Studies by Letelier et al. (2021) and Ponti et al. (2020) identified elevated levels of inflammatory serum markers (e.g., ESR, CRP, LDH), hepatic markers (AST, ALT), cardiac biomarkers (pro-BNP, CK-MB), and renal function indicators (urea, creatinine) in COVID-19 patients. Patients in more critical conditions exhibited significantly higher levels of these markers, correlating with increased likelihood of organ damage and further elevations in these biomarkers (32, 33).
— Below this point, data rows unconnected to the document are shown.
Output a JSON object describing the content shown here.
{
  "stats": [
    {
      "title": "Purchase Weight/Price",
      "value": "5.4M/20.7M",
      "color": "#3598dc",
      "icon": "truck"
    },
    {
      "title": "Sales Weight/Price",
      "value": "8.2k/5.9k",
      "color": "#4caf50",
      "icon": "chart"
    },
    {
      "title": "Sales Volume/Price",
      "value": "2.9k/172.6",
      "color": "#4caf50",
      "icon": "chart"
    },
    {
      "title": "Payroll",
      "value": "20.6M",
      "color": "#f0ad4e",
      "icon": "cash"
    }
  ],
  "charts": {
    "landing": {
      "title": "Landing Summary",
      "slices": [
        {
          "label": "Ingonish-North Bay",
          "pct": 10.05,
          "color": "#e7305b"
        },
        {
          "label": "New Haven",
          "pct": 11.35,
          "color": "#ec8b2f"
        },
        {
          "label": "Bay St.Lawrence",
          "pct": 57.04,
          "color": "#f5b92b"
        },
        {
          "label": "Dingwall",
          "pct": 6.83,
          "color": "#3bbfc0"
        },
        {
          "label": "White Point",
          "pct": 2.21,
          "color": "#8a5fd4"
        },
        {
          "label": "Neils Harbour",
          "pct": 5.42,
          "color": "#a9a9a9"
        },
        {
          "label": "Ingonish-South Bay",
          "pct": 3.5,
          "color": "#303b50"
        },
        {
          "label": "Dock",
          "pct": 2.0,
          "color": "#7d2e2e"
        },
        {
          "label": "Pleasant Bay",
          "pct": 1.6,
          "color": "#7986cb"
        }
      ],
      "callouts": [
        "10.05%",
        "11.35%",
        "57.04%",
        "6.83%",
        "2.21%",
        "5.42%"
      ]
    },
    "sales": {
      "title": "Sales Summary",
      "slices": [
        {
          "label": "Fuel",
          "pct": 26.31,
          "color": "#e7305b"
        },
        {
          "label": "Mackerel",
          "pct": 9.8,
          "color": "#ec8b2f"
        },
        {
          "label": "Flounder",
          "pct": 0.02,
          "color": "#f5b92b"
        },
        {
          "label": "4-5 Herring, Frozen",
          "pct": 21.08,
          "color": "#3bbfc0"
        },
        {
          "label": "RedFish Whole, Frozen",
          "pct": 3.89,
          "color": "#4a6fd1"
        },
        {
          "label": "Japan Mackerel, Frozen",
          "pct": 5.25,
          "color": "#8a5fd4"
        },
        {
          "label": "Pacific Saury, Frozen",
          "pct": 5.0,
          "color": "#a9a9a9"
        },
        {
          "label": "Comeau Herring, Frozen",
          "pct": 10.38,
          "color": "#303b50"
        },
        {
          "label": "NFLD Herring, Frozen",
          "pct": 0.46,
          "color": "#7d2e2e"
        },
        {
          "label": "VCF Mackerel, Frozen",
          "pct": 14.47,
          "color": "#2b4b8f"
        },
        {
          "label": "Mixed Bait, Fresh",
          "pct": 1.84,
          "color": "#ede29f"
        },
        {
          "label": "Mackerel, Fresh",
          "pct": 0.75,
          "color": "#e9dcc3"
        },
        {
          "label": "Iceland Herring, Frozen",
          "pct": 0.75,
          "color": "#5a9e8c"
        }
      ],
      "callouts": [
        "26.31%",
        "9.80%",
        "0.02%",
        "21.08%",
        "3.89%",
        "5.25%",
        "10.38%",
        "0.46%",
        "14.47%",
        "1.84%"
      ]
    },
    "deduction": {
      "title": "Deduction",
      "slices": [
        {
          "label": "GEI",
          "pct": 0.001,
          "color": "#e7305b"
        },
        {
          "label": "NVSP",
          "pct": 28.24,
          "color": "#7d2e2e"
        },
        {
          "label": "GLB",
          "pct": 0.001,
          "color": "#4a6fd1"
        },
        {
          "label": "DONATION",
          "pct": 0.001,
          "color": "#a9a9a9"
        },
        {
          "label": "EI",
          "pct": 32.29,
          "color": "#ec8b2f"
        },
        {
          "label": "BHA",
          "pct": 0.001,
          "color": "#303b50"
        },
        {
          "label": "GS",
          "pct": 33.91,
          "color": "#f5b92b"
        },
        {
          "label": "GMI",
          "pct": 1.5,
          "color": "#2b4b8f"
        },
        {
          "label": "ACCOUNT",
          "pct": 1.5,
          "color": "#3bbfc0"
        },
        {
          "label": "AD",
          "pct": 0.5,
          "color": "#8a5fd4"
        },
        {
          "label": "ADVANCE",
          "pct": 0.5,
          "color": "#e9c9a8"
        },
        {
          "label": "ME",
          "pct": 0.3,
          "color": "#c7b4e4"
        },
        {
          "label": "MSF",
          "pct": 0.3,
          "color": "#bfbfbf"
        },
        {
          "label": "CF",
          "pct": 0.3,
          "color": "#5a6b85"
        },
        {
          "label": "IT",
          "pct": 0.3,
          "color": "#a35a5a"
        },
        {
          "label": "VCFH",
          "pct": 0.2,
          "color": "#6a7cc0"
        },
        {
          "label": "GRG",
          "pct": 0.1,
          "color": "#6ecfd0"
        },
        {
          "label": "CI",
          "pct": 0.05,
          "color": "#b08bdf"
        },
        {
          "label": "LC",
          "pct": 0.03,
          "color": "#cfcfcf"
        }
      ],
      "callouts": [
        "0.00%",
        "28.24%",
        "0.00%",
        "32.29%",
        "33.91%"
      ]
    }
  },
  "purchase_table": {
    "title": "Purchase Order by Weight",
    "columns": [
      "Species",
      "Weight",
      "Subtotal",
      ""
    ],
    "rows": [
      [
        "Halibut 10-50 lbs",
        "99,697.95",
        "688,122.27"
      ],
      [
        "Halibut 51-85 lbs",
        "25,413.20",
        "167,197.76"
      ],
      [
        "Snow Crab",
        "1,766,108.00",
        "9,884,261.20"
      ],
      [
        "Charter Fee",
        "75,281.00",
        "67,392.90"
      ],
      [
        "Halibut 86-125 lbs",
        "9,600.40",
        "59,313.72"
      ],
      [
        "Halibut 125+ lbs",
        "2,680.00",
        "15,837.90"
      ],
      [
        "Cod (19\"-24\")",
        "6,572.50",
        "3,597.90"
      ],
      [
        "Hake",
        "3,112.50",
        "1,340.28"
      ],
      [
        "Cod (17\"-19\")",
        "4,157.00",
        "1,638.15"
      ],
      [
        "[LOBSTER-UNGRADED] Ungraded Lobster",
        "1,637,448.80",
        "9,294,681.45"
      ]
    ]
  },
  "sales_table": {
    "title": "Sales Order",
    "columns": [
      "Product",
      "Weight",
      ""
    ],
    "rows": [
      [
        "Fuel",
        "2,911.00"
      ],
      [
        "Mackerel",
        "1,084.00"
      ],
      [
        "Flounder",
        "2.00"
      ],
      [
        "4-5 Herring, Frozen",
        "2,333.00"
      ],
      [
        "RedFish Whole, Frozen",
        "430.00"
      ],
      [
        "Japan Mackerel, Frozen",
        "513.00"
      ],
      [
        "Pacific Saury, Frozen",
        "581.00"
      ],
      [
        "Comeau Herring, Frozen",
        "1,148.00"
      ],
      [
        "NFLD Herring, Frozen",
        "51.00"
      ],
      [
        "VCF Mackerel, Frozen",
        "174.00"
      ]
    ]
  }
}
4.1. Strengths and Limitations
The strength of our study lies in identifying serum biomarkers that help predict disease severity, guide treatment decisions, and monitor COVID-19 progression. By tracking these biomarkers, healthcare providers can gain valuable insights into the disease's underlying pathophysiology and tailor interventions accordingly. Studying biomarkers in ICU patients with COVID-19 provides critical information for improving patient outcomes. However, heterogeneity in results across studies could be attributed to differences in cut-off points, laboratory references, diagnostic tools, underlying diseases, and varying treatment methods. Additionally, variations in sample collection timing among patients could affect result accuracy.
4.2. Conclusions
This study investigated the impact of serum biomarkers on the prognosis of high-risk COVID-19 patients during hospitalization. Our findings suggest that elevated levels of LDH, CPK, urea, WBC, and PMN, as well as lymphopenia, are associated with an increased risk of in-hospital mortality and predict severe respiratory failure in COVID-19 patients. Monitoring these biomarkers during hospitalization could help identify patients at higher risk of adverse outcomes and improve clinical management. Early identification of these biomarkers can aid healthcare providers in stratifying high-risk COVID-19 patients for more intensive monitoring and timely interventions.